Experimenting with Linked Data
Experimenting with Linked Data
This week I was able to poke around a bit with SPARQL queries and get a bit closer to understanding how to deal with some of the data that exists ~in the wild~ in the Wikidata universe on my research subject. I was able to generate the nifty visualization above that displays “Anglican Bishops of Winchester who have a date of death before January 1st, 1600.” Except, what I noticed immediately is that there is a problem with both the visualization method (due to data structuring) and precision of information (also due slightly to data, but in a different way). This query is also a Frankenstein’s monster of code pulled from several of the example queries, so I’m not sure I could recreate it from scratch, meaning I probably still don’t understand SPARQL well enough yet.

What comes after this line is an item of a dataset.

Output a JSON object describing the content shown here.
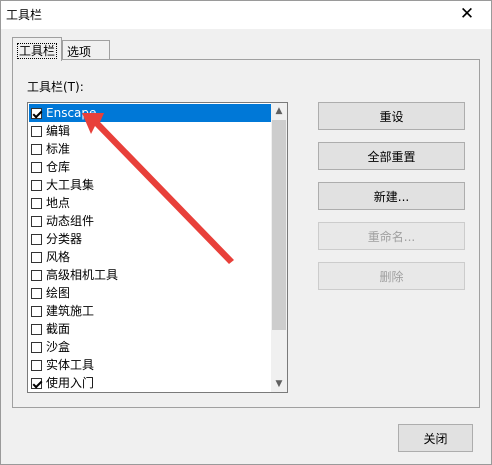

Problems with data presentation:
Hearkening back to discussions our class has been having in relation to data visualization efforts, influcenced by Kieran Healy’s Data Visualization (2019), and in conversation with Lemercier and Zalc’s points about the quantifiability of humanities data, this visualization struck me as “off” for a few reasons. Particularly, due to the fact that so many people seem to conveniently die on January 1st! Without delving too deeply into problems of quantification of time on a linear axis (something which is brought up by Underwood while citing Cartographies of Time by Daniel Rosenberg, 2010, and is a fascinating rabbit hole to delve down), we can see that even the Wikidata entry is wrong based on data presented in the Wikipedia page. I’m leaving it untouched for now to show the example, but in Wikidata, one of my results - [John Watson (bishop)](https://en.wikipedia.org/wiki/John_Watson_(bishop) is given the date of death in his biography template box of “1584.” However, further down in the text, a clarification that he died on 23 January, 1583/4 is given, which is otherwise unrecorded in any of the date format data in his “date of death” statement in Wikidata.
(My) Problems with RDF’s controlled vocabulary structure
Wikipedia (as a source of contemporary information as well as historical) has an up-to-date entry about the office of the Bishop of Winchester, including historical records of many people who held that title. It also contains an entry for the Diocese of Winchester as a unit of ecclesiastical governance. It does not have an entry on the Bishopric as an economic unit, or as a historical bishopric as part of the Catholic church, however. As mentioned above, there are references within the Wikidata unierse to various bishops as “position held” - “Anglican Bishop of Winchester.” There are also ways to decipher how that position links to other bishops (through a link to “diocesan bishop” which is apparently used for many of the bishops I’m interested in as reference to their role while under the Catholic church’s hierarchy). However, in no universe would Swithun be categorized as an Anglican Bishop, since Swithun lived from the early 800s to 862* and the “Anglican” Church was not established until Henry VIII broke from the Roman Catholic Pope and established himself (as the English Monarch) as separate and Supreme Head of the Church of England with the Supremacy Act of 1534. So, linking data becomes a problem for someone like Swithun, who was indeed a bishop, and who indeed served as the head of a episcopal see in Winchester, in what would eventually become the Anglican Church (and for additional linguistic confusion, was also indeed part of a tradition of christianity that was uniquely influenced by insular development of the Anglo-Saxons, hence being a particularly Anglo-ican church) but who would not have identified with the title of “Anglican Bishop.” Yet the line of data continuity (especially for something like the machine-readable aspects of the Wikidata Identifier codes) works best with a continuous through-line of Bishops “replaced by” P:1366 eachother, historical nomenclature and periodicity be damned. Even after several hours of playing around with nested query strings that should have, by my reckoning, provided results of “Any person with the role of bishop (or any of it’s subclasses) from England” I couldn’t successfully create a list because the geographic aspect of what constituted “England” was another can of worms that I couldn’t decipher.
Returning to Swithun as an example: He is not listed as having anything to do with “England” or the “Kingdom of England” or anything similar, since he has the data type “country of citizenship = Kingdom of Wessex.” This goes to show the inherent problem with my earlier point, as Swithun probably would have indeed felt himself to be more of a “citizen” of the Kingdom of Wessex than something called England (which didn’t exist yet), but unfortunately I couldn’t find a good way to reference - within Wikidata’s SPARQL, RDF vocabulary universe - that the Kingdom of Wessex was eventually subsumed by England, which means to my mind that it should be related in some way. In truth, the current Wikipedia page for the Kingdom of Wessex has a point that it is “Today part of” the United Kingdom, but this isn’t referenced anywhere in the Wikidata item for that page! So how we’re to reconcile the rejection of periodicity and still be able to functionally use linked data is still unclear to me. It’s almost as if, due to the necessary rigor of vocabulary control needed for the RDF structure to work means that it is human readable but perhaps not human composable without extensive training.